Answer
True
Work Step by Step
$\frac{3}{4}$ + $\frac{2}{3}$ $\div$ $\frac{1}{5}$ $\gt$ $\frac{2}{3}$ + $\frac{1}{2}$ $\div$ $\frac{3}{4}$
To check whether this inequality is true or false, we simplify it.
$\frac{3}{4}$ + $\frac{2}{3}$ $\times$ $\frac{5}{1}$ $\gt$ $\frac{2}{3}$ + $\frac{1}{2}$ $\times$ $\frac{4}{3}$
$\frac{3}{4}$ + $\frac{10}{3}$ $\gt$ $\frac{2}{3}$ + $\frac{4}{6}$
We need to make the denominators the same in order to simplify this inequality.

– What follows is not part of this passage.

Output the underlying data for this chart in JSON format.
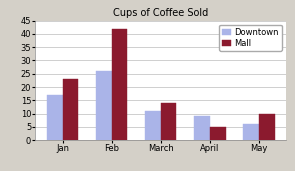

$\frac{3}{4}$ $\times$ $\frac{3}{3}$ + $\frac{10}{3}$ $\times$ $\frac{4}{4}$ $\gt$ $\frac{2}{3}$ $\times$ $\frac{4}{4}$ + $\frac{4}{6}$ $\times$ $\frac{2}{2}$
$\frac{9}{12}$ + $\frac{40}{12}$ $\gt$ $\frac{8}{12}$ + $\frac{8}{12}$
$\frac{49}{12}$ $\gt$ $\frac{16}{12}$
Multiply both sides by 12.
49 $\gt$ 16
Because 49 is indeed greater than 16, this inequality is true.